Comprendre la résistance de l’air : d’innombrables petites collisions
Intuitivement, conduire deux fois plus vite devrait entraîner une résistance au vent deux fois plus élevée, et pourtant ce n’est pas le cas. En réalité, doubler la vitesse signifie quadrupler la traînée, un concept difficile à visualiser en raison du fait que l’air est invisible. Encore plus déroutant, la résistance de l’air n’est pas une force unique mais une force nette provenant d’un grand nombre de particules d’air. En d’autres termes, les vents forts que nous ressentons lorsque nous conduisons à grande vitesse sont en réalité le résultat d’innombrables particules d’air entrant en collision avec notre véhicule.
Combien ? National Geographic estime qu’il y a environ 25 sextillions de molécules dans une seule bouffée d’air, soit 25 suivies de 21 zéros. Pour estimer le nombre de molécules d’air qui passent au-dessus d’une voiture sur l’autoroute, il faudrait beaucoup plus de zéros.
Il n’est donc pas pratique d’additionner toutes les forces électrostatiques de chaque collision de particules d’air pour calculer la résistance de l’air. Les physiciens considèrent plutôt le problème comme une question de thermodynamique et utilisent le concept de pression pour le mesurer. La pression peut exprimer la force nette des collisions des particules de gaz contre une surface, telle qu’un pare-brise de voiture. Cela fait de la pression l’unité idéale pour mesurer la traînée d’un véhicule, et elle augmente également de façon exponentielle avec la vitesse. Thermodynamiquement, la résistance de l’air (q) peut être exprimée comme un produit de l’énergie cinétique :
q = (½ densité du fluide) × (vitesse du fluide)2
Encore une fois, même exprimée sous forme de fluide, la résistance de l’air est calculée en mettant au carré la vitesse. En termes simples, des augmentations constantes de vitesse entraînent des augmentations de plus en plus importantes de la résistance de l’air. Dans tous les cas, la consommation de carburant chute avec la vitesse.
Quand la résistance de l’air coûte de l’argent
La résistance de l’air ne détermine pas seulement notre efficacité énergétique, elle détermine aussi parfois nos limites de vitesse légales. Étant donné que le véhicule moyen a besoin de plus en plus de carburant pour accélérer au-dessus de 55 mph, les législateurs ont utilisé cette référence comme bonne limite de vitesse maximale pour les routes à double sens dans de nombreuses régions des États-Unis. Cela était particulièrement vrai lors de la crise pétrolière des années 1970, lorsque le gouvernement américain cherchait des moyens d’économiser le carburant.

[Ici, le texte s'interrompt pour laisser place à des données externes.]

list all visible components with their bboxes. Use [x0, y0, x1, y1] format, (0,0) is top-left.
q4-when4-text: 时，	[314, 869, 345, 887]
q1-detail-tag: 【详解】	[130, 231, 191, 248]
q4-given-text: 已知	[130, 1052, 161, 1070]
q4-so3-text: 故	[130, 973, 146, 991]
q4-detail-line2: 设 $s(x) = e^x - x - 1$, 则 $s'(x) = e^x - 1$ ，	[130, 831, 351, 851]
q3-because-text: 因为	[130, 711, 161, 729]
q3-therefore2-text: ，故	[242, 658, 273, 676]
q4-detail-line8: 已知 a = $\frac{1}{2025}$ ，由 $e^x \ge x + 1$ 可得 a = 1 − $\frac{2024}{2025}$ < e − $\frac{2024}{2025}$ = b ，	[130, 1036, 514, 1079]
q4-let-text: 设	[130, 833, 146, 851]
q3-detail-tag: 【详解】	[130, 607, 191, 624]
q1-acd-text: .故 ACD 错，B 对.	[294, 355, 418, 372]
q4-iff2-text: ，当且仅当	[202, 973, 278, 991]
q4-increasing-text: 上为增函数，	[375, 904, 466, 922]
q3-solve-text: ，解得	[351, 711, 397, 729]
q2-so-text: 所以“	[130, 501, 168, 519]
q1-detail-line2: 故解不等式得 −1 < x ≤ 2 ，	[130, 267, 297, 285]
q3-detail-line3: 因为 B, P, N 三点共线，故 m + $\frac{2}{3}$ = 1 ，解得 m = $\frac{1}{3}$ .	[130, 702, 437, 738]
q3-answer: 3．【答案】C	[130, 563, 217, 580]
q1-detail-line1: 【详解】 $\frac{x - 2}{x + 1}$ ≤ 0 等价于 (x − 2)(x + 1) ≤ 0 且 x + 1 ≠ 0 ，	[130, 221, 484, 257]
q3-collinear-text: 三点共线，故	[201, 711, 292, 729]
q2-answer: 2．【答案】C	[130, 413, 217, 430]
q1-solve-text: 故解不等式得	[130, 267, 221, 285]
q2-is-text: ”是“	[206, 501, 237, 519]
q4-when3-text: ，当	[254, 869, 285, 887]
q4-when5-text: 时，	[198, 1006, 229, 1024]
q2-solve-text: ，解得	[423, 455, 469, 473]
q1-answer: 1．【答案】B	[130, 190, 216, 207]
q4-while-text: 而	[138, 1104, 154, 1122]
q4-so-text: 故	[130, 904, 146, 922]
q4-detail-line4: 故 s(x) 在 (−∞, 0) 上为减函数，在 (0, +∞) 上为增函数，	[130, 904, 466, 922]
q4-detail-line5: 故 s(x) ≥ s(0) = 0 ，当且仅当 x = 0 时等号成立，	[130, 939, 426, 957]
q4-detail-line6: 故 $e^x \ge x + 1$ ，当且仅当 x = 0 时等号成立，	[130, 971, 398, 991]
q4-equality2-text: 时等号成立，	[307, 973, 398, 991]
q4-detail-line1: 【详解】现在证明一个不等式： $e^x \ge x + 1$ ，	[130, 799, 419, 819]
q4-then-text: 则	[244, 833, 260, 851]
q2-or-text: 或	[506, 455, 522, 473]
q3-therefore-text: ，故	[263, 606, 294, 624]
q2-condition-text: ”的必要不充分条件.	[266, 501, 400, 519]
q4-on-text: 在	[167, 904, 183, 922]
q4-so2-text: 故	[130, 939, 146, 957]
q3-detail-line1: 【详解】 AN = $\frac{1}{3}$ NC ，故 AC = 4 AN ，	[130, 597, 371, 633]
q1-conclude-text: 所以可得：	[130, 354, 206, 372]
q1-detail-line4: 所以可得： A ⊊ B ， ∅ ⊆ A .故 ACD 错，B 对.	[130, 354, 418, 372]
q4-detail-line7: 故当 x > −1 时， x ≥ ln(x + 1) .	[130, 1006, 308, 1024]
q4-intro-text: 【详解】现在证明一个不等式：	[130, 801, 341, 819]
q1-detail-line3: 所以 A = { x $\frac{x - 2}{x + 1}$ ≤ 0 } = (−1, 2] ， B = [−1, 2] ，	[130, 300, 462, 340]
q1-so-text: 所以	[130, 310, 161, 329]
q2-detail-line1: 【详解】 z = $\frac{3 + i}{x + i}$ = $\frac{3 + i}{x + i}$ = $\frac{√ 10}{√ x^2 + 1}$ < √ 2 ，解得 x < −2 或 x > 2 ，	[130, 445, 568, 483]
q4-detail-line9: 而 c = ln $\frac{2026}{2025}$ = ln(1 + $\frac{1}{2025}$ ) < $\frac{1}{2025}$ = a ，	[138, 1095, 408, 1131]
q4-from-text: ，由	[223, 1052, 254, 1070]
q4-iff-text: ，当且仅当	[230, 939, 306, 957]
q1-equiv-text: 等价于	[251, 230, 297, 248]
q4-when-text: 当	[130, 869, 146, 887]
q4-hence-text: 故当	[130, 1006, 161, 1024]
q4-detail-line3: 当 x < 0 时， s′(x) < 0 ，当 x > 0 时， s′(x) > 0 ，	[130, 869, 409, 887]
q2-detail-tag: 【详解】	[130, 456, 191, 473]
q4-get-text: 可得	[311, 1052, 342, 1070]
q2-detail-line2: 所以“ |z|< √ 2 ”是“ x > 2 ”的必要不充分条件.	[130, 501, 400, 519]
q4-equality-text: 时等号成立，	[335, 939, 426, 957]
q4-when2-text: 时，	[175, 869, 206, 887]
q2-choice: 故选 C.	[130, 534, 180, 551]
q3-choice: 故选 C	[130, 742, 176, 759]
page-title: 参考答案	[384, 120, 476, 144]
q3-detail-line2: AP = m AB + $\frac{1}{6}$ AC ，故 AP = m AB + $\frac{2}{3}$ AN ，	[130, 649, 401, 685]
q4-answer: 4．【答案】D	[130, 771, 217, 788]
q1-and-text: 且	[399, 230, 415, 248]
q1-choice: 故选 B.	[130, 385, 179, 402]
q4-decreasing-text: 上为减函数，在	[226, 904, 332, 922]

Bien entendu, de nombreux facteurs affectent l’économie de carburant d’un véhicule au-delà de la résistance de l’air. La force de friction entre les pneus d’une voiture et la route joue également un rôle, tout comme la vitesse et la direction du vent. Pourtant, nous nous souvenons du pouvoir d’arrêt de l’air chaque fois que nous devons le tirer sur l’autoroute et que le souffle du vent claque nos pare-brise. Compte tenu de la physique de la conduite rapide et de la hausse des prix du carburant, il est très probablement un choix judicieux sur le plan financier de ralentir sur la route.